I’m not always forlorn, it creeps up on me when I’m idle, when my brain is operating on autopilot, you know… showering, emptying the dishwasher, even sometimes walking the dogs.
That’s the one that brings me to my senses, how on earth can I be gloomy when I’m in the fresh air with beautiful blue sky above me and a sweet natured pup at my feet.
Google it… an idle brain is the devils workshop. Whether or not there’s an actual devil it’s hard to disagree with the sentiment. When my mind is permitted to linger in negative spaces I run the risk of feeling down, pitiful…forlorn.
Yes, sometimes a little cry is a healthy thing, acknowledge your feelings, just don’t get stuck. There was a movie in the 80’s with a female character who had a job in the news industry. In one scene she goes to her hotel room, checks the time, sits on the bed and cries. She cries for a specific length of time, then stops, dries her eyes and gets back to life. I loved that scene, it’s the only I remember from the movie.
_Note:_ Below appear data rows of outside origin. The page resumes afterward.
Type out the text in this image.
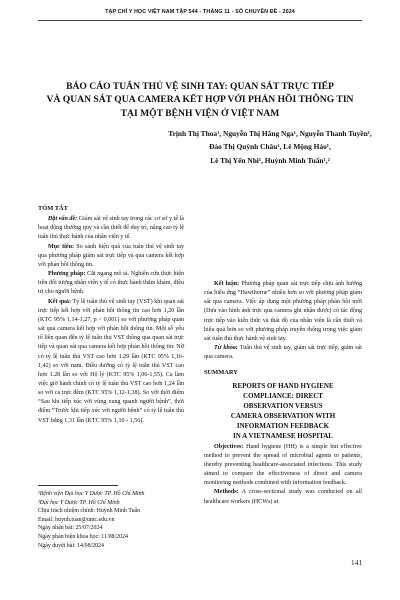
TẠP CHÍ Y HỌC VIỆT NAM TẬP 544 - THÁNG 11 - SỐ CHUYÊN ĐỀ - 2024
BÁO CÁO TUÂN THỦ VỆ SINH TAY: QUAN SÁT TRỰC TIẾP
VÀ QUAN SÁT QUA CAMERA KẾT HỢP VỚI PHẢN HỒI THÔNG TIN
TẠI MỘT BỆNH VIỆN Ở VIỆT NAM
Trịnh Thị Thoa¹, Nguyễn Thị Hằng Nga¹, Nguyễn Thanh Tuyền¹,
Đào Thị Quỳnh Châu¹, Lê Mộng Hảo¹,
Lê Thị Yến Nhi¹, Huỳnh Minh Tuấn¹,²
TÓM TẮT

Đặt vấn đề: Giám sát vệ sinh tay trong các cơ sở y tế là hoạt động thường quy và cần thiết để duy trì, nâng cao tỷ lệ tuân thủ thực hành của nhân viên y tế.

Mục tiêu: So sánh hiệu quả của tuân thủ vệ sinh tay qua phương pháp giám sát trực tiếp và qua camera kết hợp với phản hồi thông tin.

Phương pháp: Cắt ngang mô tả. Nghiên cứu thực hiện trên đối tượng nhân viên y tế có thực hành thăm khám, điều trị cho người bệnh.

Kết quả: Tỷ lệ tuân thủ vệ sinh tay (VST) khi quan sát trực tiếp kết hợp với phản hồi thông tin cao hơn 1,20 lần (KTC 95% 1,14-1,27, p < 0,001) so với phương pháp quan sát qua camera kết hợp với phản hồi thông tin. Một số yếu tố liên quan đến tỷ lệ tuân thủ VST thông qua quan sát trực tiếp và quan sát qua camera kết hợp phản hồi thông tin: Nữ có tỷ lệ tuân thủ VST cao hơn 1.29 lần (KTC 95% 1,16-1,42) so với nam. Điều dưỡng có tỷ lệ tuân thủ VST cao hơn 1.28 lần so với Hộ lý (KTC 95% 1,06-1,55). Ca làm việc giờ hành chính có tỷ lệ tuân thủ VST cao hơn 1,24 lần so với ca trực đêm (KTC 95% 1,12-1,38). So với thời điểm “Sau khi tiếp xúc với vùng xung quanh người bệnh”, thời điểm “Trước khi tiếp xúc với người bệnh” có tỷ lệ tuân thủ VST bằng 1,31 lần (KTC 95% 1,10 - 1,56).

Kết luận: Phương pháp quan sát trực tiếp chịu ảnh hưởng của hiệu ứng “Hawthorne” nhiều hơn so với phương pháp giám sát qua camera. Việc áp dụng một phương pháp phản hồi mới (Dựa vào hình ảnh trực qua camera ghi nhận được) có tác động trực tiếp vào kiến thức và thái độ của nhân viên là cần thiết và hiệu quả hơn so với phương pháp truyền thống trong việc giám sát tuân thủ thực hành vệ sinh tay.

Từ khóa: Tuân thủ vệ sinh tay, giám sát trực tiếp, giám sát qua camera.

SUMMARY
REPORTS OF HAND HYGIENE
COMPLIANCE: DIRECT
OBSERVATION VERSUS
CAMERA OBSERVATION WITH
INFORMATION FEEDBACK
IN A VIETNAMESE HOSPITAL

Objectives: Hand hygiene (HH) is a simple but effective method to prevent the spread of microbial agents to patients, thereby preventing healthcare-associated infections. This study aimed to compare the effectiveness of direct and camera monitoring methods combined with information feedback.

Methods: A cross-sectional study was conducted on all healthcare workers (HCWs) at

¹Bệnh viện Đại học Y Dược TP. Hồ Chí Minh
²Đại học Y Dược TP. Hồ Chí Minh
Chịu trách nhiệm chính: Huỳnh Minh Tuấn
Email: huynh.tuan@umc.edu.vn
Ngày nhận bài: 25/07/2024
Ngày phản biện khoa học: 11/08/2024
Ngày duyệt bài: 14/08/2024
141
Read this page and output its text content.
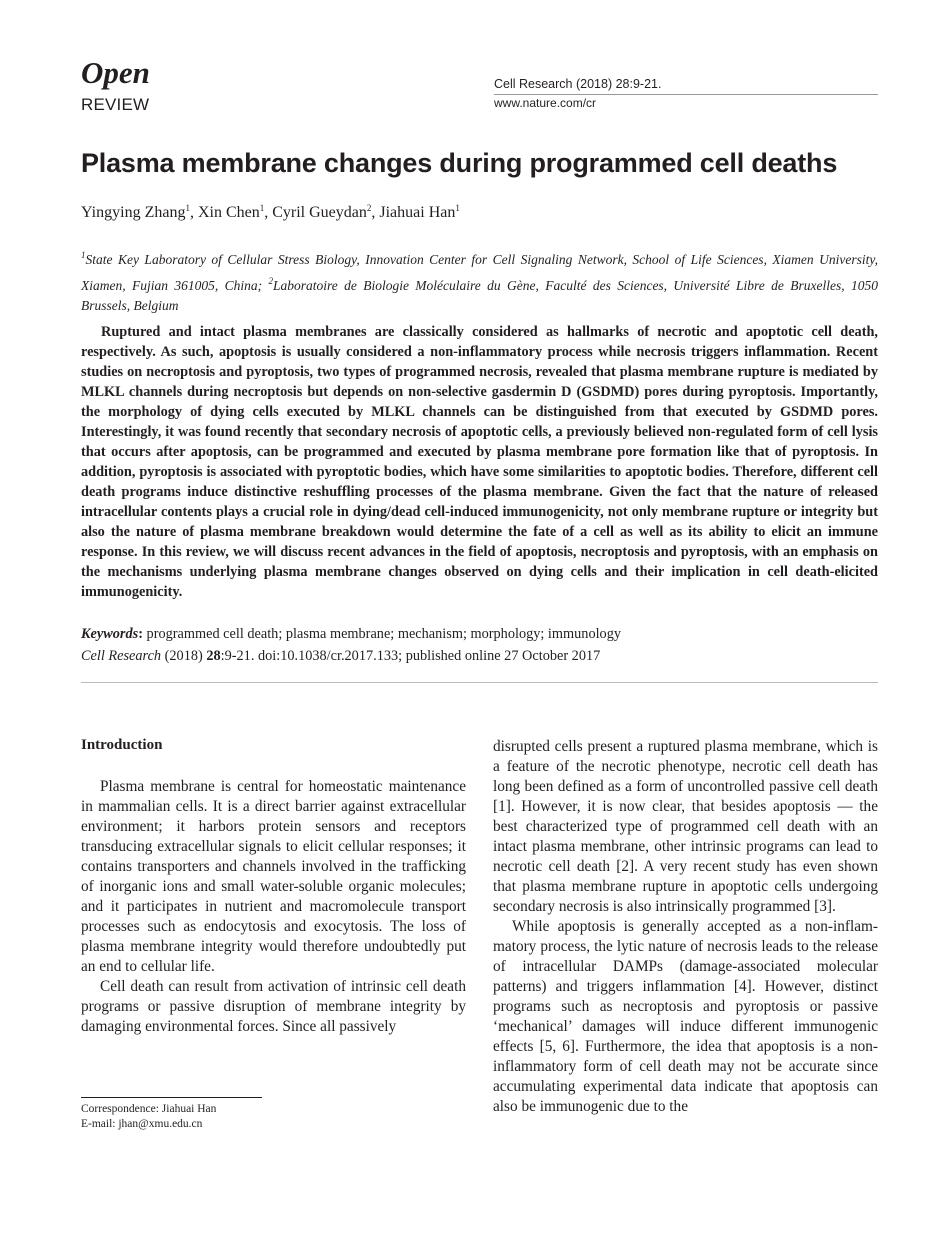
Open
REVIEW
Cell Research (2018) 28:9-21.
www.nature.com/cr
Plasma membrane changes during programmed cell deaths
Yingying Zhang$^1$, Xin Chen$^1$, Cyril Gueydan$^2$, Jiahuai Han$^1$
$^1$State Key Laboratory of Cellular Stress Biology, Innovation Center for Cell Signaling Network, School of Life Sciences, Xiamen University, Xiamen, Fujian 361005, China; $^2$Laboratoire de Biologie Moléculaire du Gène, Faculté des Sciences, Université Libre de Bruxelles, 1050 Brussels, Belgium

Ruptured and intact plasma membranes are classically considered as hallmarks of necrotic and apoptotic cell death, respectively. As such, apoptosis is usually considered a non-inflammatory process while necrosis triggers inflammation. Recent studies on necroptosis and pyroptosis, two types of programmed necrosis, revealed that plasma membrane rupture is mediated by MLKL channels during necroptosis but depends on non-selective gasdermin D (GSDMD) pores during pyroptosis. Importantly, the morphology of dying cells executed by MLKL channels can be distinguished from that executed by GSDMD pores. Interestingly, it was found recently that secondary necrosis of apoptotic cells, a previously believed non-regulated form of cell lysis that occurs after apoptosis, can be programmed and executed by plasma membrane pore formation like that of pyroptosis. In addition, pyroptosis is associated with pyroptotic bodies, which have some similarities to apoptotic bodies. Therefore, different cell death programs induce distinctive reshuffling processes of the plasma membrane. Given the fact that the nature of released intracellular contents plays a crucial role in dying/dead cell-induced immunogenicity, not only membrane rupture or integrity but also the nature of plasma membrane breakdown would determine the fate of a cell as well as its ability to elicit an immune response. In this review, we will discuss recent advances in the field of apoptosis, necroptosis and pyroptosis, with an emphasis on the mechanisms underlying plasma membrane changes observed on dying cells and their implication in cell death-elicited immunogenicity.

Keywords: programmed cell death; plasma membrane; mechanism; morphology; immunology
Cell Research (2018) 28:9-21. doi:10.1038/cr.2017.133; published online 27 October 2017
Introduction

Plasma membrane is central for homeostatic maintenance in mammalian cells. It is a direct barrier against extracellular environment; it harbors protein sensors and receptors transducing extracellular signals to elicit cellular responses; it contains transporters and channels involved in the trafficking of inorganic ions and small water-soluble organic molecules; and it participates in nutrient and macromolecule transport processes such as endocytosis and exocytosis. The loss of plasma membrane integrity would therefore undoubtedly put an end to cellular life.

Cell death can result from activation of intrinsic cell death programs or passive disruption of membrane integrity by damaging environmental forces. Since all passively

disrupted cells present a ruptured plasma membrane, which is a feature of the necrotic phenotype, necrotic cell death has long been defined as a form of uncontrolled passive cell death [1]. However, it is now clear, that besides apoptosis — the best characterized type of programmed cell death with an intact plasma membrane, other intrinsic programs can lead to necrotic cell death [2]. A very recent study has even shown that plasma membrane rupture in apoptotic cells undergoing secondary necrosis is also intrinsically programmed [3].

While apoptosis is generally accepted as a non-inflammatory process, the lytic nature of necrosis leads to the release of intracellular DAMPs (damage-associated molecular patterns) and triggers inflammation [4]. However, distinct programs such as necroptosis and pyroptosis or passive ‘mechanical’ damages will induce different immunogenic effects [5, 6]. Furthermore, the idea that apoptosis is a non-inflammatory form of cell death may not be accurate since accumulating experimental data indicate that apoptosis can also be immunogenic due to the

Correspondence: Jiahuai Han
E-mail: jhan@xmu.edu.cn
For all of us out there that suddenly find ourselves with an idle brain, one that’s left space for negative energy…Stop. Let’s concentrate on what we’re physically doing, appreciate each moment of the task, and tell ourselves this: “nothing is hopeless, I haven’t been deprived, I’m choosing happy”
P.S. Interesting fact…after writing this and while trying to remember the name of the movie (Broadcast News with Holly Hunter and William Hurt) I was searching ‘crying scenes‘ and came across the blog Mommy Verbs, looks like I’m not the only one who thinks this is a good plan.